Professor DeSalvo moves in to share an office with Jeff and begins to annoy him by telling Jeff that his faking a Juris Doctor degree makes him simply a liar, not a grifter. Jeff agrees to help the group plan a grift on DeSalvo. Their first attempt is the "African telegram", where Elroy (Keith David) pretends that he will give DeSalvo part of his newfound inheritance in exchange for loaning him money; their second is a fake winning lottery ticket. DeSalvo sees through both attempts easily.

Jeff admits to the group that he has no long-term grift and, demoralized, they watch The Sting. Afterwards, DeSalvo interrupts to mock them, so Britta (Gillian Jacobs) punches him in the face. DeSalvo runs away, but slips on a recently mopped floor and falls down a flight of stairs. Now in a wheelchair with a leg cast and arm sling, DeSalvo is given $50,000 in cash as compensation by the dean (Jim Rash) and Frankie (Paget Brewster). Britta meets with DeSalvo, the pair having planned DeSalvo to fake an injury as a grift, and kisses him while the group switches his briefcase of money for an empty one.

After DeSalvo attempts to find his briefcase, unamused by Leonard (Richard Erdman) spilling a tray of briefcases over him and a "briefcase parade" in which he can easily identify the one with money inside, he finds the group conversing with a police officer. The group tells him that he must either admit that he was grifted or owes the school $50,000 for claiming compensation for fake injuries. DeSalvo concedes and is fired by the dean.

==Production==
Roger DeSalvo is played by Matt Berry; creator Dan Harmon was a fan of Berry's works including Garth Marenghi's Darkplace and Snuff Box. The episode is an homage to the 1973 film The Sting; it incorporates a ragtime score and iris shots. Harmon described the difference between homage and parody, as he saw it, as "a matter of love"; a homage merges examples of a genre together, rather than making specific references or recreating scenes exactly.

==Critical reception==
Joshua Alston of The A.V. Club gave the episode a B rating, finding it a "solidly funny" episode. Alston praised Leonard and Chang's acting, but would have preferred a thematic title card to match the piano theme music. Alston found it similar to but lower quality than the season 2 episode "Conspiracy Theories and Interior Design". Joe Matar of Den of Geek rated the episode two stars out of five, criticising that it is "goofy" and "one-note". Matar additionally compared it to "Conspiracy Theories and Interior Design", due to its contrived twists and absurdity, and viewed it as a trend of high-concept episodes in season 6 being poor.

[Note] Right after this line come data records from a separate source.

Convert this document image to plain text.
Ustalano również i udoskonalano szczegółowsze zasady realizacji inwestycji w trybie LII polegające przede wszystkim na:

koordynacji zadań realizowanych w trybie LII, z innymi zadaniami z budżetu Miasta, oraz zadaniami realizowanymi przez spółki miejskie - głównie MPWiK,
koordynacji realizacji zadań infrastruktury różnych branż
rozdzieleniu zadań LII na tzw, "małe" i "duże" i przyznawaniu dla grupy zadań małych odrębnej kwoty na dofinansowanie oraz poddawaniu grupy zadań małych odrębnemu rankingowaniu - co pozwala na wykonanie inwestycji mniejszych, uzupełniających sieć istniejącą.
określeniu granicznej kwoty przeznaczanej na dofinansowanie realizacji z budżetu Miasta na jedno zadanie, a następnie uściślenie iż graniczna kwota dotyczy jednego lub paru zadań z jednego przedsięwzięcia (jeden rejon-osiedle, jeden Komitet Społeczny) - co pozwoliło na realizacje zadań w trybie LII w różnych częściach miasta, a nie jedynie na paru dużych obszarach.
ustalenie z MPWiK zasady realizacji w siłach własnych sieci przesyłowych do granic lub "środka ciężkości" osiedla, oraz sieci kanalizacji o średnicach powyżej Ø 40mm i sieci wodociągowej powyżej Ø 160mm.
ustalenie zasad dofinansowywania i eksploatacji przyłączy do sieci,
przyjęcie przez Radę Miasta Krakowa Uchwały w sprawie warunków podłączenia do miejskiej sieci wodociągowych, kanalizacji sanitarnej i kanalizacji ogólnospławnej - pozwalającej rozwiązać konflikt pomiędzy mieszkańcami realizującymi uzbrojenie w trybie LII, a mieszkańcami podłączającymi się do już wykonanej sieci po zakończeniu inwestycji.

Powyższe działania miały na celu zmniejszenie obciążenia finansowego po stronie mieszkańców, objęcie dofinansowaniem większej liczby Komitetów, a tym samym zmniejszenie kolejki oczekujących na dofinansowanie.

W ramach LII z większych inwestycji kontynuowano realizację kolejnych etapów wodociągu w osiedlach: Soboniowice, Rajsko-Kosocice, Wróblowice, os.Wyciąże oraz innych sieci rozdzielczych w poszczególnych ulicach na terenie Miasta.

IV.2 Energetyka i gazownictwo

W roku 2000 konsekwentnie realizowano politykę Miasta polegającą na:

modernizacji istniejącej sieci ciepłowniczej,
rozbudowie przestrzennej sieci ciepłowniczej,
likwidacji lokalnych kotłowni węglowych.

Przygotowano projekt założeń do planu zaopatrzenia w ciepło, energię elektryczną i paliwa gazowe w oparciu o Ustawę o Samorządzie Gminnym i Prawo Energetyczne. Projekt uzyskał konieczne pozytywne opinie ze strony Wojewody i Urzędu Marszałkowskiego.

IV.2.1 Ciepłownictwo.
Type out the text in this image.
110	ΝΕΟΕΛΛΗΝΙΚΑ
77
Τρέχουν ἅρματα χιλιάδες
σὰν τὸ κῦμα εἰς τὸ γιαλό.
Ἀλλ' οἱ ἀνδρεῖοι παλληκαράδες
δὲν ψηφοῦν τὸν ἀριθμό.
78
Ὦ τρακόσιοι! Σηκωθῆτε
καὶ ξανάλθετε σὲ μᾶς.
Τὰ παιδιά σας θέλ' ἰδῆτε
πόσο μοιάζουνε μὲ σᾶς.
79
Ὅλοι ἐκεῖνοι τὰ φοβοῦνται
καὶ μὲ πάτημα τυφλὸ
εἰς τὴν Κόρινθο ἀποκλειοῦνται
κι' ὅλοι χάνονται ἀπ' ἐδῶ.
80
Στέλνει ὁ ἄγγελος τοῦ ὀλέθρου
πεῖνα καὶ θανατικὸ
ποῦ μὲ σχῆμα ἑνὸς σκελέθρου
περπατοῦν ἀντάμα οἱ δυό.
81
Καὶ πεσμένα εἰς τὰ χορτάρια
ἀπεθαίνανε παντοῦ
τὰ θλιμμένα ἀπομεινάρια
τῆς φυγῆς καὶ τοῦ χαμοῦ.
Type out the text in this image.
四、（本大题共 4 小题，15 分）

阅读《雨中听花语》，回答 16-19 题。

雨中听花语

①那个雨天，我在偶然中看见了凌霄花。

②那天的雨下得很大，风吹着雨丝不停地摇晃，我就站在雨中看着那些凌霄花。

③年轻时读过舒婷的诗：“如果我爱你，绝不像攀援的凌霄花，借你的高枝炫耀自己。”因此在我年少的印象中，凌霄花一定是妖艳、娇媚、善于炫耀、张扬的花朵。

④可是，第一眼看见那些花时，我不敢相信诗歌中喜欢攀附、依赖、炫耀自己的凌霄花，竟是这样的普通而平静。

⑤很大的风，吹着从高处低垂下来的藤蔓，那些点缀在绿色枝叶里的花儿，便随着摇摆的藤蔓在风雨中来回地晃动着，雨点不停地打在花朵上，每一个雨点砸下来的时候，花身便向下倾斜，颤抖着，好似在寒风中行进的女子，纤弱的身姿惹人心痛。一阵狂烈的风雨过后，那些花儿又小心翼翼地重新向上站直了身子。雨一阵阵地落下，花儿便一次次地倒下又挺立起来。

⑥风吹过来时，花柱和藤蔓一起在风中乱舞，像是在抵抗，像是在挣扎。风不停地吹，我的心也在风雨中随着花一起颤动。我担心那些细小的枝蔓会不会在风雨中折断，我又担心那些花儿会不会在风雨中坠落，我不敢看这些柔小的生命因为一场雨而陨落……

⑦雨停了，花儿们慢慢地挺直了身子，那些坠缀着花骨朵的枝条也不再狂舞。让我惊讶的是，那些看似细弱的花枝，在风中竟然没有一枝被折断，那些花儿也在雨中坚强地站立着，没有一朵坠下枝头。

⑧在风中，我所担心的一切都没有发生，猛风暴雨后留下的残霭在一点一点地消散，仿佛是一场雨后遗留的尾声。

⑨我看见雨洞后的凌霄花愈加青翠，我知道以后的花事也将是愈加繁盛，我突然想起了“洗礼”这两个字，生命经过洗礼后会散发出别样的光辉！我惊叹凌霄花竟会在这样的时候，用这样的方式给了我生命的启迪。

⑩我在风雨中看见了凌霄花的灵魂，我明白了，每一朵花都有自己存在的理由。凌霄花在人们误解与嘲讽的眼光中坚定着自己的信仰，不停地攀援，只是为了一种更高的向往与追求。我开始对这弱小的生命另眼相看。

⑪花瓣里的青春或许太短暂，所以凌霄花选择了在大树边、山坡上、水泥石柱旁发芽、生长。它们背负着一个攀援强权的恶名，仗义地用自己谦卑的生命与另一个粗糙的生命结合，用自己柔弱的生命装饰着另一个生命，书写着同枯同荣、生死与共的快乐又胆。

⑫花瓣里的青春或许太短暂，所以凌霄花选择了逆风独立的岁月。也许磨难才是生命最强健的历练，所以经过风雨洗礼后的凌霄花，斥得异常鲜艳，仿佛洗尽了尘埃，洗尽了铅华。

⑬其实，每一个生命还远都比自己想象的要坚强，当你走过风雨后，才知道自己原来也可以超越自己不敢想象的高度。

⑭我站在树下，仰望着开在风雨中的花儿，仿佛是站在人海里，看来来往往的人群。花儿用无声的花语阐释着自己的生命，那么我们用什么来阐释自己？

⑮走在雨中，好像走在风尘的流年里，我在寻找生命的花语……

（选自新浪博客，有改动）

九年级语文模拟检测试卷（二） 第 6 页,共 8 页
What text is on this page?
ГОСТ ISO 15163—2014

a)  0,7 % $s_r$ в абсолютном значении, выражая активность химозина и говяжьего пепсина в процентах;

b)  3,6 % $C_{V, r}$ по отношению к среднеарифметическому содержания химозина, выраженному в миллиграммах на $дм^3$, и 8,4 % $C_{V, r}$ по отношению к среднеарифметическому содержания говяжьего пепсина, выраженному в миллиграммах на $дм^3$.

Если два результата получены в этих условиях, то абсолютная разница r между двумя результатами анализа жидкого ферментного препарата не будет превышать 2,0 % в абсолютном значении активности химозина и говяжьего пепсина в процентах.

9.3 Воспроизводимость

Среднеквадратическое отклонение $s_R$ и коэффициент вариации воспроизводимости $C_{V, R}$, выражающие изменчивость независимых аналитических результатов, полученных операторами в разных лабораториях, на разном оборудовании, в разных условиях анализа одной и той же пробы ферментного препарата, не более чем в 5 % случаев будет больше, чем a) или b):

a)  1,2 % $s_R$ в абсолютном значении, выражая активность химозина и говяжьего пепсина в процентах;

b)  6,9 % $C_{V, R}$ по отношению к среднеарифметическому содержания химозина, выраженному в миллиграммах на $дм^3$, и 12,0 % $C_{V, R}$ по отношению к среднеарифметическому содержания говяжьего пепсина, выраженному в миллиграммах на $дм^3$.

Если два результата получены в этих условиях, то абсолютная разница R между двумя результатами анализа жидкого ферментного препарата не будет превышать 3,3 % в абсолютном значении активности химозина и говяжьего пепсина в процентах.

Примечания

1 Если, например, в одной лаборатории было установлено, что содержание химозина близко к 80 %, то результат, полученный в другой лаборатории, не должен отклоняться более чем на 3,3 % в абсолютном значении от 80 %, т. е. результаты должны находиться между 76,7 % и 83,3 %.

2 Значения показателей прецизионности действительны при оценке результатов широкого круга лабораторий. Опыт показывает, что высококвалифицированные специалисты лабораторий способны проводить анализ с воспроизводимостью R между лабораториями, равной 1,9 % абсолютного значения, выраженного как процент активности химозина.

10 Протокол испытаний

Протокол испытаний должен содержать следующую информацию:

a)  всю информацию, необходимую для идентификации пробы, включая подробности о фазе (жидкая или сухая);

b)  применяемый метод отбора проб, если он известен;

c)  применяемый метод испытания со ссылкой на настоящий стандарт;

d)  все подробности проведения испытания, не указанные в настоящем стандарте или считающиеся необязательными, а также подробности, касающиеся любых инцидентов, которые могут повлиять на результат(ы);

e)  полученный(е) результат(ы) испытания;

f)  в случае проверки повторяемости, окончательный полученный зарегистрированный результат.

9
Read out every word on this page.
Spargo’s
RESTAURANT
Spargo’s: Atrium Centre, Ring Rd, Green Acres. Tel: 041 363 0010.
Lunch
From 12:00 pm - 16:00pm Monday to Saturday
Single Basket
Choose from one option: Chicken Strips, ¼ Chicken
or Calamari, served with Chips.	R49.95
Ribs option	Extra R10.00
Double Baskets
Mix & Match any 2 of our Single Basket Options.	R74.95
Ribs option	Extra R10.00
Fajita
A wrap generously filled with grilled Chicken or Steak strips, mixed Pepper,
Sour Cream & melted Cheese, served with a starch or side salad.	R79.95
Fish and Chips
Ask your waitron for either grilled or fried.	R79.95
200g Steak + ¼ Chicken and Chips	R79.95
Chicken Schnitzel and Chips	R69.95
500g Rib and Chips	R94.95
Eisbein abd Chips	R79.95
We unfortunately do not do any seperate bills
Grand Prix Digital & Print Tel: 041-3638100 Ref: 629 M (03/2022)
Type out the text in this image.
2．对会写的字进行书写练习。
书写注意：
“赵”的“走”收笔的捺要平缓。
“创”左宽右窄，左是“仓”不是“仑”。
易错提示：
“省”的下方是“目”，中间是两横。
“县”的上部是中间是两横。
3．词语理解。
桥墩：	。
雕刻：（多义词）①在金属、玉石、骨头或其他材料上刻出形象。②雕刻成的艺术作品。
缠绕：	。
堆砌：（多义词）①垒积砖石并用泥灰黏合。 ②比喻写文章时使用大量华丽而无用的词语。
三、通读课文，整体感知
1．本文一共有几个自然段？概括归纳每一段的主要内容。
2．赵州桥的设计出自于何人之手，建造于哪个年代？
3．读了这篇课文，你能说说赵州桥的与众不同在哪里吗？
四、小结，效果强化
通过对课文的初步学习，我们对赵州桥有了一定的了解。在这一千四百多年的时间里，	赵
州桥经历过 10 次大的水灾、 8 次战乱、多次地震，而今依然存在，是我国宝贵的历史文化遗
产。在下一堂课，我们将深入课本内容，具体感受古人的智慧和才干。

In a three star review, Colliders Evan Valentine praised Berry's "dry wit and delivery" and found each member of the group well-used, but believed that the episode would have been improved with a shorter runtime and that the group's initial grifts could have been funnier. Eric Goldman of IGN rated it 7.3 out of 10, finding the pacing slow at first and the dialogue referencing The Sting repetitive, but appreciating some moments as humorous and approving of the storyline's payoff.